MFA art student Michael Parker happened upon his thesis project while riding his bicycle to class. It was hard to miss. A grid of gigantic wood poles suddenly had appeared on a dirt lot on the corner of Washington and Flower streets.

Since he is an art student, Parker’s first thought was that it was a modern sculpture. But he soon realized its intended purpose when he saw guys in hardhats climbing on the poles wearing leather belts and metal spikes.

He had stumbled upon the “pole yard” at Los Angeles Trade Technical College, where fledgling power pole technicians take class for eight hours a day, five days a week for 16 weeks.

Parker, an outgoing, energetic student from New York City, gained permission from the instructor, Ken Bushman, to document the journey that 50 men from varied backgrounds took to feel comfortable working atop 35-foot Douglas fir poles.

Helped by USC Roski School of Fine Arts seniors Nick Nemecheck and Marinna Wagner, Parker spent several hours a day at the yard during spring semester and produced a two-hour video culled from 35 hours of tape, 3,500 digital images and 20 rolls of medium format film. Collaboratively, the class created a 20-minute looped video in which each student took portraits and self-portraits as they passed a double-headed video camera “baton” between each other high up on the poles.

pole.jpgParker then mounted the work in “May Day: Control the Power - Follow the Energy,” an exhibition that debuted on May 1 at the USC Roski Graduate Gallery at 30th and Flower, complete with 18 “butt-end stools” made from training pole stumps.

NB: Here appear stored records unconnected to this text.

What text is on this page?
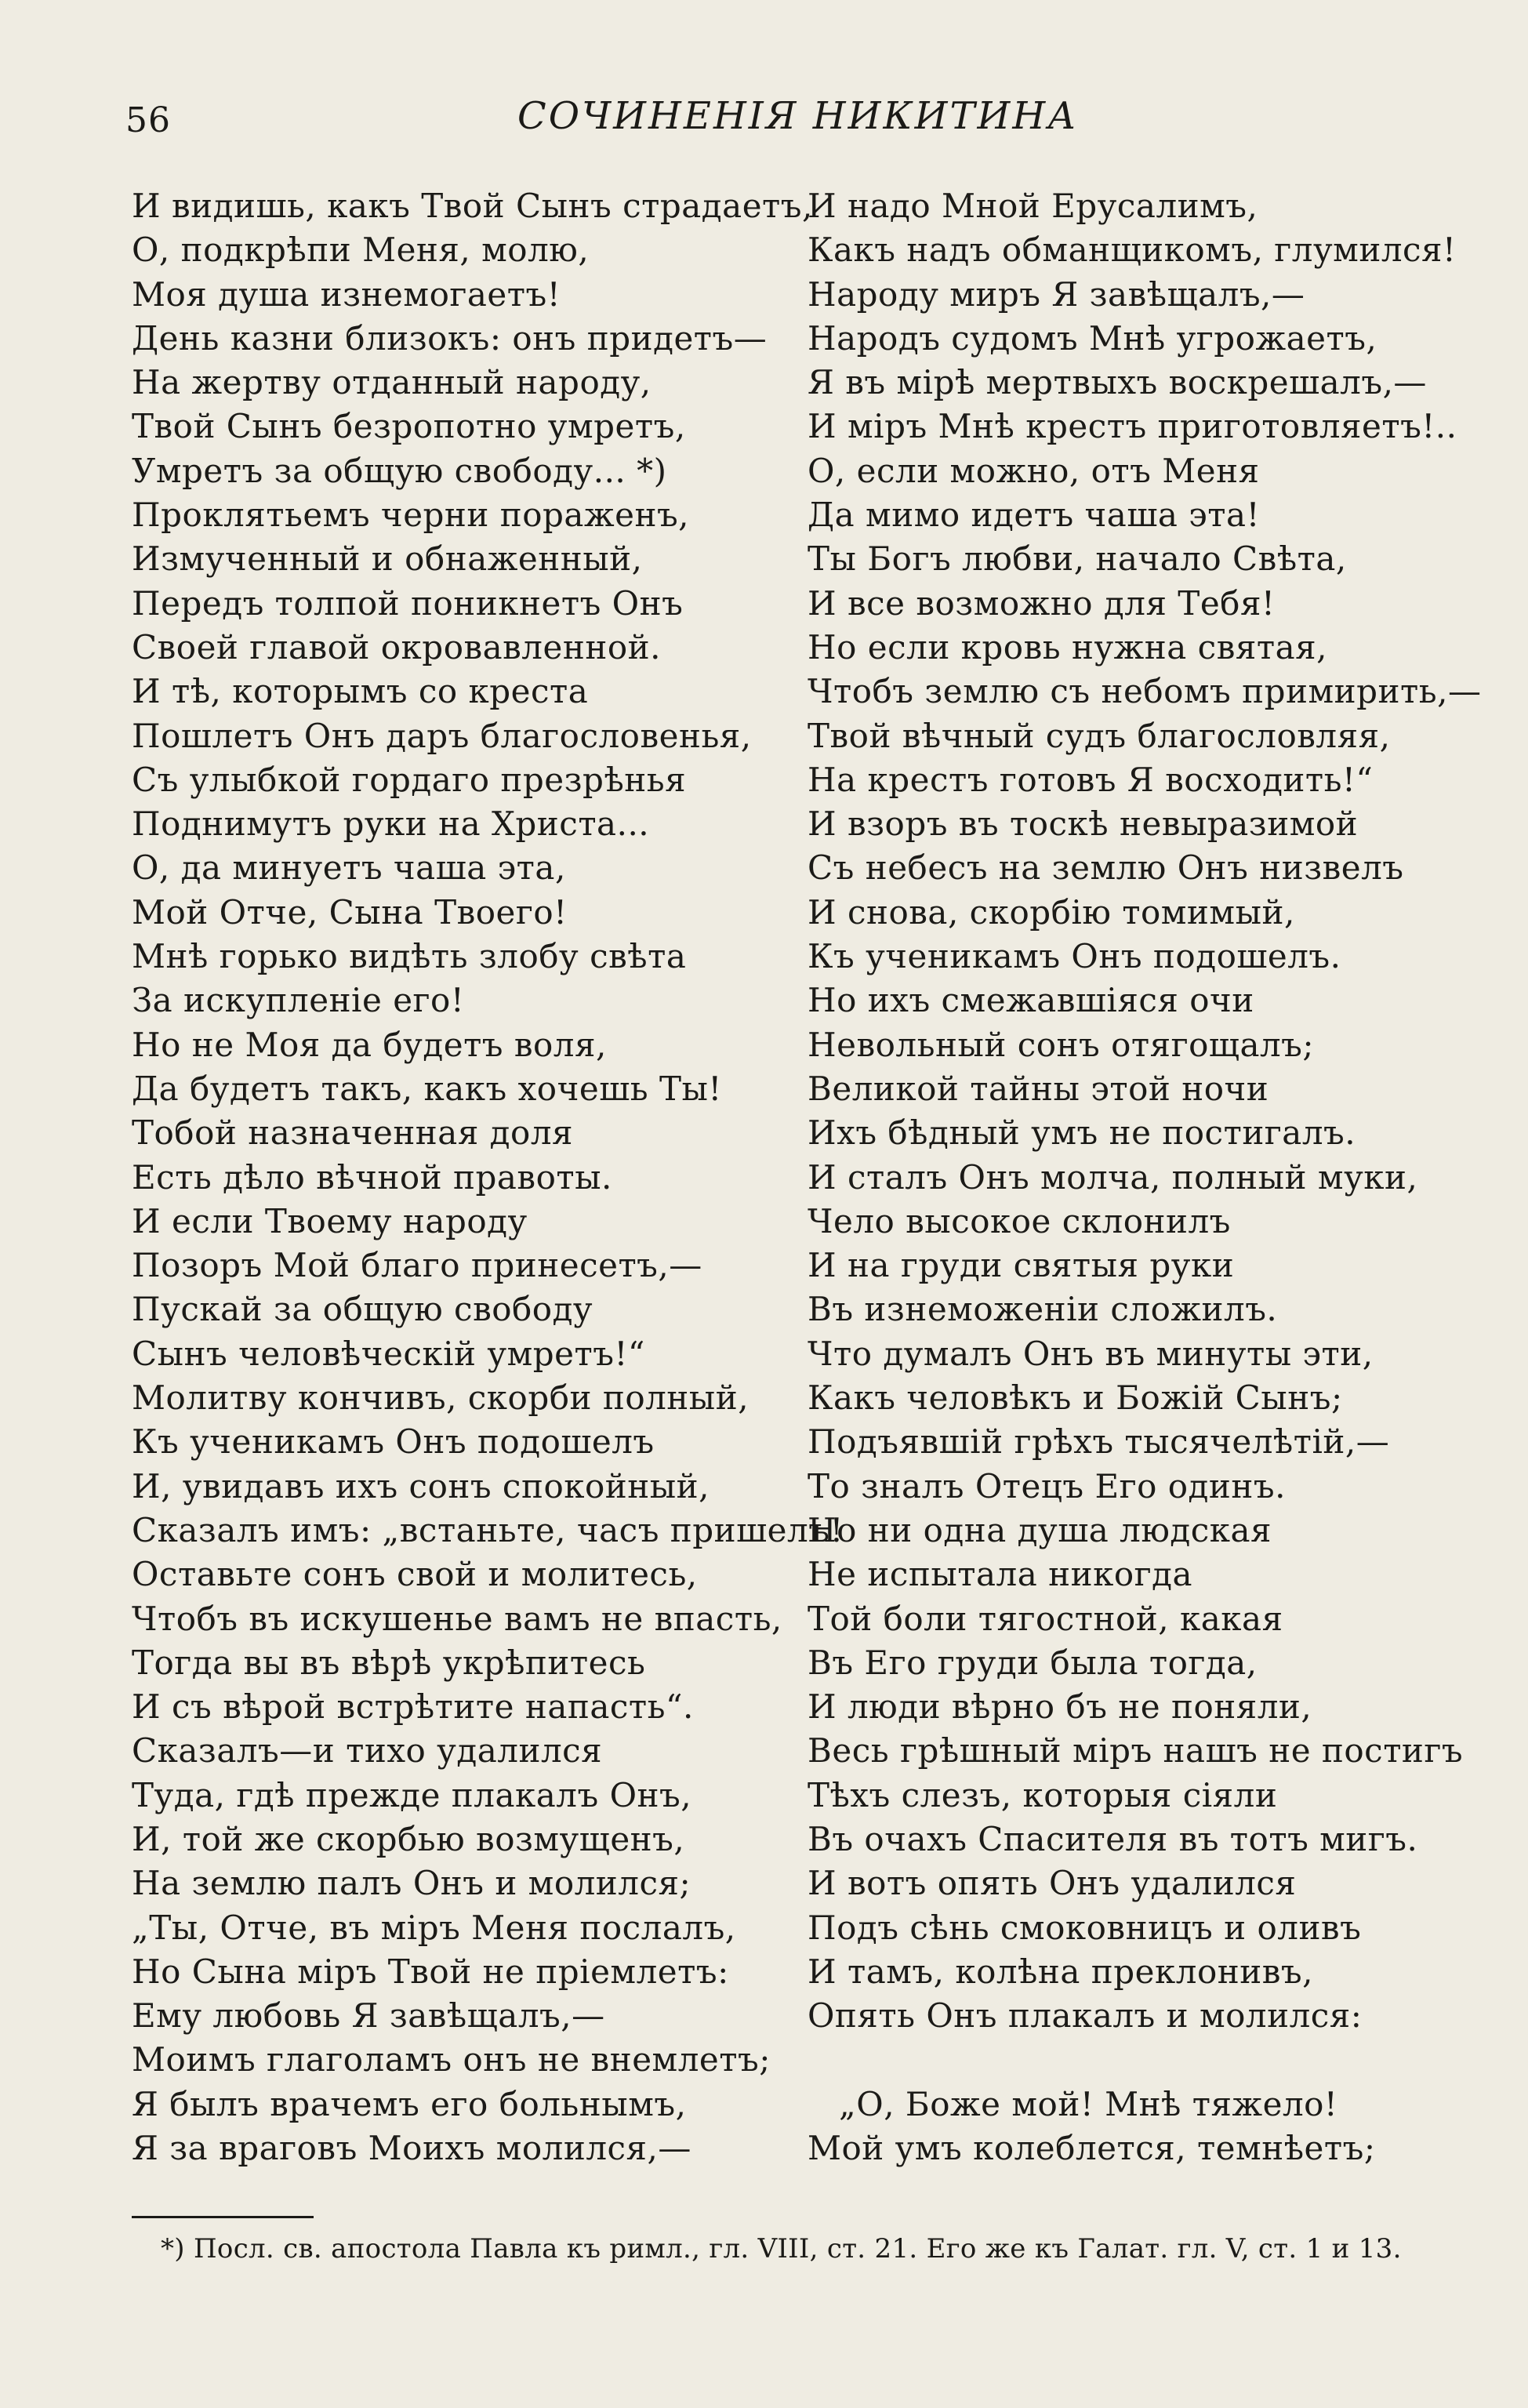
56	СОЧИНЕНІЯ НИКИТИНА
И видишь, какъ Твой Сынъ страдаетъ,
О, подкрѣпи Меня, молю,
Моя душа изнемогаетъ!
День казни близокъ: онъ придетъ—
На жертву отданный народу,
Твой Сынъ безропотно умретъ,
Умретъ за общую свободу... *)
Проклятьемъ черни пораженъ,
Измученный и обнаженный,
Передъ толпой поникнетъ Онъ
Своей главой окровавленной.
И тѣ, которымъ со креста
Пошлетъ Онъ даръ благословенья,
Съ улыбкой гордаго презрѣнья
Поднимутъ руки на Христа...
О, да минуетъ чаша эта,
Мой Отче, Сына Твоего!
Мнѣ горько видѣть злобу свѣта
За искупленіе его!
Но не Моя да будетъ воля,
Да будетъ такъ, какъ хочешь Ты!
Тобой назначенная доля
Есть дѣло вѣчной правоты.
И если Твоему народу
Позоръ Мой благо принесетъ,—
Пускай за общую свободу
Сынъ человѣческій умретъ!“
Молитву кончивъ, скорби полный,
Къ ученикамъ Онъ подошелъ
И, увидавъ ихъ сонъ спокойный,
Сказалъ имъ: „встаньте, часъ пришелъ!
Оставьте сонъ свой и молитесь,
Чтобъ въ искушенье вамъ не впасть,
Тогда вы въ вѣрѣ укрѣпитесь
И съ вѣрой встрѣтите напасть“.
Сказалъ—и тихо удалился
Туда, гдѣ прежде плакалъ Онъ,
И, той же скорбью возмущенъ,
На землю палъ Онъ и молился;
„Ты, Отче, въ міръ Меня послалъ,
Но Сына міръ Твой не пріемлетъ:
Ему любовь Я завѣщалъ,—
Моимъ глаголамъ онъ не внемлетъ;
Я былъ врачемъ его больнымъ,
Я за враговъ Моихъ молился,—
И надо Мной Ерусалимъ,
Какъ надъ обманщикомъ, глумился!
Народу миръ Я завѣщалъ,—
Народъ судомъ Мнѣ угрожаетъ,
Я въ мірѣ мертвыхъ воскрешалъ,—
И міръ Мнѣ крестъ приготовляетъ!..
О, если можно, отъ Меня
Да мимо идетъ чаша эта!
Ты Богъ любви, начало Свѣта,
И все возможно для Тебя!
Но если кровь нужна святая,
Чтобъ землю съ небомъ примирить,—
Твой вѣчный судъ благословляя,
На крестъ готовъ Я восходить!“
И взоръ въ тоскѣ невыразимой
Съ небесъ на землю Онъ низвелъ
И снова, скорбію томимый,
Къ ученикамъ Онъ подошелъ.
Но ихъ смежавшіяся очи
Невольный сонъ отягощалъ;
Великой тайны этой ночи
Ихъ бѣдный умъ не постигалъ.
И сталъ Онъ молча, полный муки,
Чело высокое склонилъ
И на груди святыя руки
Въ изнеможеніи сложилъ.
Что думалъ Онъ въ минуты эти,
Какъ человѣкъ и Божій Сынъ;
Подъявшій грѣхъ тысячелѣтій,—
То зналъ Отецъ Его одинъ.
Но ни одна душа людская
Не испытала никогда
Той боли тягостной, какая
Въ Его груди была тогда,
И люди вѣрно бъ не поняли,
Весь грѣшный міръ нашъ не постигъ
Тѣхъ слезъ, которыя сіяли
Въ очахъ Спасителя въ тотъ мигъ.
И вотъ опять Онъ удалился
Подъ сѣнь смоковницъ и оливъ
И тамъ, колѣна преклонивъ,
Опять Онъ плакалъ и молился:
„О, Боже мой! Мнѣ тяжело!
Мой умъ колеблется, темнѣетъ;
*) Посл. св. апостола Павла къ римл., гл. VIII, ст. 21. Его же къ Галат. гл. V, ст. 1 и 13.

There was a large turnout of family and friends from the linemen class at the opening - the first time many of them had ever attended an art exhibition.

USC Roski dean Ruth Weisberg was thrilled (“This was a very positive example of the potential role for fine art to play in society”) and Parker was, too. “I was very excited to collaborate with the class and for others to celebrate with us.”

For those who would like to see the second public presentation of their work together, there will be a live event at the pole yard at from 1 to 2:30 p.m. on June 2. In addition to pole climbing and lunch, a class yearbook in the form of a newspaper detailing student biographies - many inspirational and transforming - will be released. The newspaper is a collaboration between USC and the technical college.

So many questions, but there’s space for just one. Did Parker ever try a climb?

“After a month, the guys were encouraging me, so I did,” he said. “I had been observing so long and paying so much attention that I had to try it.”

And how was it?

“Scary. Your legs shake. But Bushman told the class that we all are born with a certain fear of heights. A big part of the class is to get over this fear by being in the moment, breathing and being calm in an incredibly unnatural situation.”